By Jerry Francis
Seventy-four-year-old retired lorry driver, Yeoh Say Bah, has become a celebrity in Taman Tinggi and surrounding housing estates in Ipoh. Every morning from Monday to Friday, if the weather permits, he is seen keeping the children’s playground and its jogging track near his house clean and tidy.
It began about six months ago when he decided to pick up a cangkul and started to trim the grass around the track, as well as collecting litter and ensuring the drains were not clogged. Dressed neatly in short pants and shirt, he begins the routine at 5am and finishes at about 8.30am. He starts by collecting litter and pieces of broken bottles and checking the drains.
In the beginning, everyone thought Say Bah was just an eccentric. While most of the senior citizens are taking a morning walk around the track daily, he is keeping himself busy by cleaning it.

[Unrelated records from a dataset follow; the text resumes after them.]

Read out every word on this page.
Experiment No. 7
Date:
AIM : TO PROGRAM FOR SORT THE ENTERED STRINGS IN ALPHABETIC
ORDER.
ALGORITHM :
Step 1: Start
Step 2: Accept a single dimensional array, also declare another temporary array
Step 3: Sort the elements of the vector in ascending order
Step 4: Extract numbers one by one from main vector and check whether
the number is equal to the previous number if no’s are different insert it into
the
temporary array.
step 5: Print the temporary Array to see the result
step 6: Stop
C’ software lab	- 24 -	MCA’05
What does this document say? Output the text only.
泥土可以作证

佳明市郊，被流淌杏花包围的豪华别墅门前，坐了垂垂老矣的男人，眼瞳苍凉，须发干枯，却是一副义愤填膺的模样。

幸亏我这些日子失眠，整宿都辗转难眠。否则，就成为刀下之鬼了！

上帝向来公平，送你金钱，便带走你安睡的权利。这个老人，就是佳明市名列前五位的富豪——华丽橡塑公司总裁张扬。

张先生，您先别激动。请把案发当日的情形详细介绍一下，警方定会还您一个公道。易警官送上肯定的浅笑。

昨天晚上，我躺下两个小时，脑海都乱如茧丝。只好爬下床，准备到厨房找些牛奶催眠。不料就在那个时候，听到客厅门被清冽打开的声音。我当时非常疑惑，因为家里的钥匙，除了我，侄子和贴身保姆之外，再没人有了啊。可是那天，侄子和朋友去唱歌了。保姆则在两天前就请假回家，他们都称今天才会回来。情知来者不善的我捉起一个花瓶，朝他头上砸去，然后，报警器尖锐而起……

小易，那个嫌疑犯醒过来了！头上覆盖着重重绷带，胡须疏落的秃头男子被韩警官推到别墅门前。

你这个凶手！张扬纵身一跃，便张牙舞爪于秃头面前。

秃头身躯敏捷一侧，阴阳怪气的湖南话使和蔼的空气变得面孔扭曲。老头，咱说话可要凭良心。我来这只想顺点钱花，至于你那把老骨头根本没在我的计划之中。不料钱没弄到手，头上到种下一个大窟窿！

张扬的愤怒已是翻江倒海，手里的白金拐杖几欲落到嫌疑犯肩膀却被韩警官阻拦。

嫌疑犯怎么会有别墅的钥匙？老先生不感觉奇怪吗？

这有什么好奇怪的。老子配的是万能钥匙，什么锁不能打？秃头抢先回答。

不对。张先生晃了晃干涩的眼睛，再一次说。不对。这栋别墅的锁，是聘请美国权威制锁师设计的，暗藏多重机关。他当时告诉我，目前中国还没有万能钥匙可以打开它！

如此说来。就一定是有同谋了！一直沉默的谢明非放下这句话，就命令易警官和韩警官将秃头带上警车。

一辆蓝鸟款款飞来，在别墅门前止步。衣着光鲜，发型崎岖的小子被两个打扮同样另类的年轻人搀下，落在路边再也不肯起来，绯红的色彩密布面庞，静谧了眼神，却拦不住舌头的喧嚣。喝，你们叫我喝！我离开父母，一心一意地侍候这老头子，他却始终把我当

Not only does he clean round the 400-metre circular jogging track once but goes a second time. The residents, particularly the estimated 50 regular morning walkers and joggers, frequently stop to have a friendly chat with this old talkative man with a mission. They are very appreciative of his work. Some have even raised a small contribution to get him a new cangkul.
Driven by curiosity, I set out to find what had driven Say Bah into carrying out the task, which the Ipoh City Council should be doing? I interrupted him recently while he was busy trimming the jogging track and posed the question.
“No-one prompted me to do this. I was just dismayed over the city council’s failure to properly maintain the playground and jogging track and decided to do my part,” he explained. “I can’t bear to see all the litter, clogged drains and overgrown grass around. By doing something, I am also getting some morning exercise,” he added in a positive spirit.
“I’m glad the residents in this area are appreciative of what I am doing. I hope I can inspire them to keep the area clean and tidy,” he said. He hopes to set a good example through his effort.
Say Bah has personally appealed to the youths who frequently ‘lepak’ in the playground, not to litter and smash bottles on the concrete jogging track as the pieces of glasses could hurt those using the track, particularly children. He told them that he would not mind collecting the litter daily if they could leave them in one place.
He was amused when some city council’s health inspectors came to check on aedes mosquitoes in his house. “I’m disappointed with the city council,” said Say Bah, who is very vocal in his criticism of the city council.
“Why inspect the houses which have no mosquito breeding grounds? They should first inspect the drains around the housing estate and clear the overgrown bushes and the rubbish dumps regularly,” he stressed.
He claimed that the city council was not efficient. “If only I can write I would send complaint after complaint to the city council and the state government every day,” he said.
Say Bah is one of the many civic-conscious residents in the city. There are other similar “unsung heros” like him – doing the work for the city council, to prove that the residents do care about keeping the city clean.